There's good reason to believe that not only would any Republican have gotten similar or better results, but that if it had been a Republican in power, that any Democrat would've gotten similar or better results.
Incumbents got smacked (far harder than Trump v Harris) in every election in the world in 2024, which is concordant with a long history of incumbents getting smacked during periods of high inflation.
> A vote for T is not a vote for every dimension of T.
Does. Not. Matter.
When you vote for T you know you are getting all of T.
> In fact, all the data shows that the economy was the absolute top issue by a huge margin.
Sure, and the poorly educated overwhelmingly chose to believe the lies they were told because they were attractive, and were taken advantage of. It doesn't matter. Lets say they were single issue voters on the economy, well, they still voted for T knowing all of what that entails.
Then there was no sense in you pointing out that a vote for T is not a vote for every dimension of T, since pointing out the obvious and gets another answer pointing out the obvious in response.

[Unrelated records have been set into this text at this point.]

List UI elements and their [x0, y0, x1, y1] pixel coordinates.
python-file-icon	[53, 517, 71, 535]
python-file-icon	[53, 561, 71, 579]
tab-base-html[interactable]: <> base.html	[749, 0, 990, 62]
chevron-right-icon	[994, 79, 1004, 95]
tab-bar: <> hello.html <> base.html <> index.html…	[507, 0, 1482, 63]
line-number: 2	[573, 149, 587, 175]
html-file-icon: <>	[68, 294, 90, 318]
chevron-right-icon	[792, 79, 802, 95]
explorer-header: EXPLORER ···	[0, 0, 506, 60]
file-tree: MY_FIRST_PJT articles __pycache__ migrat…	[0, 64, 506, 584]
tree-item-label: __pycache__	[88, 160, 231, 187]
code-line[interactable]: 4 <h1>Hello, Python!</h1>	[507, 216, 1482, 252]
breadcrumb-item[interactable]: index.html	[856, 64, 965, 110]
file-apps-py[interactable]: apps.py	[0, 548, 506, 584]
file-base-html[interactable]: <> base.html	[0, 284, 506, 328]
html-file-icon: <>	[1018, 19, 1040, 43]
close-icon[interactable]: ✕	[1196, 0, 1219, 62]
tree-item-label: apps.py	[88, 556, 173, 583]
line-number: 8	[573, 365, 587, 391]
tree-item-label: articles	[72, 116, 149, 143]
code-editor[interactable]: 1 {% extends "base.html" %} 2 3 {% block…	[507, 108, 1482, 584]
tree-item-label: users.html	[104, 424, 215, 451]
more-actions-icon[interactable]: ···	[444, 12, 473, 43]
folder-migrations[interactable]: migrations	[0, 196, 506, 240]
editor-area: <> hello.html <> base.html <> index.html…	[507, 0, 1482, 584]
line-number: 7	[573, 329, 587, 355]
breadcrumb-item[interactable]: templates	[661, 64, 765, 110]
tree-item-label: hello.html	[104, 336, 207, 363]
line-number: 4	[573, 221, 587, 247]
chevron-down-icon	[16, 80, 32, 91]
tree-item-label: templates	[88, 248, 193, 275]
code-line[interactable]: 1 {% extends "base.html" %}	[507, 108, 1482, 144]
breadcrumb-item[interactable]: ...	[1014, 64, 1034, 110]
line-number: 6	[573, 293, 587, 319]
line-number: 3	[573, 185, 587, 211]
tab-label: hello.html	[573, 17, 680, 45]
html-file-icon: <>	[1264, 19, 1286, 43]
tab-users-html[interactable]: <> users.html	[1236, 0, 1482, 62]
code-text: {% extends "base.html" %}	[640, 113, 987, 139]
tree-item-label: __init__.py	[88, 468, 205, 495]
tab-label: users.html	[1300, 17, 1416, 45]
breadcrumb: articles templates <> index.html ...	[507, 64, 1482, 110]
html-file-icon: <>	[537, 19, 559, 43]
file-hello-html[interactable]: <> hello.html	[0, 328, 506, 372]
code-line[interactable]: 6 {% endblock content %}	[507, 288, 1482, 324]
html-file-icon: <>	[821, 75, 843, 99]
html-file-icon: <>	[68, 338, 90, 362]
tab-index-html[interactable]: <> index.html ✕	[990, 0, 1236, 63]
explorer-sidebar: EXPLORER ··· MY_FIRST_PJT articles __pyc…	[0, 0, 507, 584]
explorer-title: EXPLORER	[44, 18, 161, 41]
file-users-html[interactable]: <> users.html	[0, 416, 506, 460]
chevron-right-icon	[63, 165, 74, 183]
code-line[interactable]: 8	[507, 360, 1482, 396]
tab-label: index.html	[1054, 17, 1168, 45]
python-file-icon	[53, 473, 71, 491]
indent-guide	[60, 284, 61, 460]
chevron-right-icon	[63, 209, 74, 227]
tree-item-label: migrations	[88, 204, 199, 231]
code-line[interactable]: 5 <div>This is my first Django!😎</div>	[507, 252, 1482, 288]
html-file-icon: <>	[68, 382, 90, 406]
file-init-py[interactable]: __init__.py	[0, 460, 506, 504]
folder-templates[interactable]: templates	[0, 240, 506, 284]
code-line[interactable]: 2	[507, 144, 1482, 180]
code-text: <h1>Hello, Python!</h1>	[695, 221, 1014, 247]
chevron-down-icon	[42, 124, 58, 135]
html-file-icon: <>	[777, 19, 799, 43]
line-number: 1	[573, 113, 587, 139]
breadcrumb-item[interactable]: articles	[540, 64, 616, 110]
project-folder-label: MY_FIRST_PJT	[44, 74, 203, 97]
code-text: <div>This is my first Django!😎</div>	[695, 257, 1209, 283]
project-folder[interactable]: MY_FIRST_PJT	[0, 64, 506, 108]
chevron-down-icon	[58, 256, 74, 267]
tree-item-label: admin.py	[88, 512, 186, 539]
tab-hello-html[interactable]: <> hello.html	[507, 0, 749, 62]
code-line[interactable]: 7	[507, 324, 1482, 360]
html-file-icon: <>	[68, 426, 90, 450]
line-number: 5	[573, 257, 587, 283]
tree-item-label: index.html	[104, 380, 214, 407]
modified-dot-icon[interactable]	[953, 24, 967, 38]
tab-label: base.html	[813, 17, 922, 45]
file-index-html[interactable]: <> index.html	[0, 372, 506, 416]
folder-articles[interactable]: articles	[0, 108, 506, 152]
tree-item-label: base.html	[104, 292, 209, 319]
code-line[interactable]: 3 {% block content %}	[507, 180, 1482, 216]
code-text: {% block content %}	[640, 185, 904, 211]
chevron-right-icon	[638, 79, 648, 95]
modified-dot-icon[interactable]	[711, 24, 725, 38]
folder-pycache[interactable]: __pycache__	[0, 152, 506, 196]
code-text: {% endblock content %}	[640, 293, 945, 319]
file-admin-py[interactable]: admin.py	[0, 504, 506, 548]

> That's totally irrelevant as to whether the current actions are actually popular.
You've chosen to rely on a single poll that supports your contention that they aren't, when pretty much every single other source of info is contrary to that.
You want to put all your faith in a poll, that's on you. There isn't much for us to discuss so I'd appreciate it if you stopped replying to me, so we don't just go around in circles.
Well it’s directly relevant to the claim “most Rs voted for T (fact) therefore you can infer most Rs support T_{specific policy}.”
Just simple logic!
No, I am actually not relying on a single poll. Pretty much all polls, even those with a conservative bent, converge on my claim and dispute yours.
This can’t possibly be news to you, otherwise you’d be sharing evidence to the contrary.
Instead you’re just openly declaring your own inability/unwillingness to assess information quality, and being proud of it?
Strange interaction indeed!
I can think of a few motivations one would have to knowingly deceive themselves into believing the immigration enforcement actions are popular, and all of those motivations are bad. Even aside from the basic violation of intellectual honesty.
> Instead you’re just openly declaring your own inability/unwillingness to assess information quality, and being proud of it?
That's your interpretation, which is far from reality. I think the big difference here is you put way more value on polls than is warranted. It's not like you've provided a ton of sources, either.
I likely won't be relying to you further, as I don't see the point. Cheers.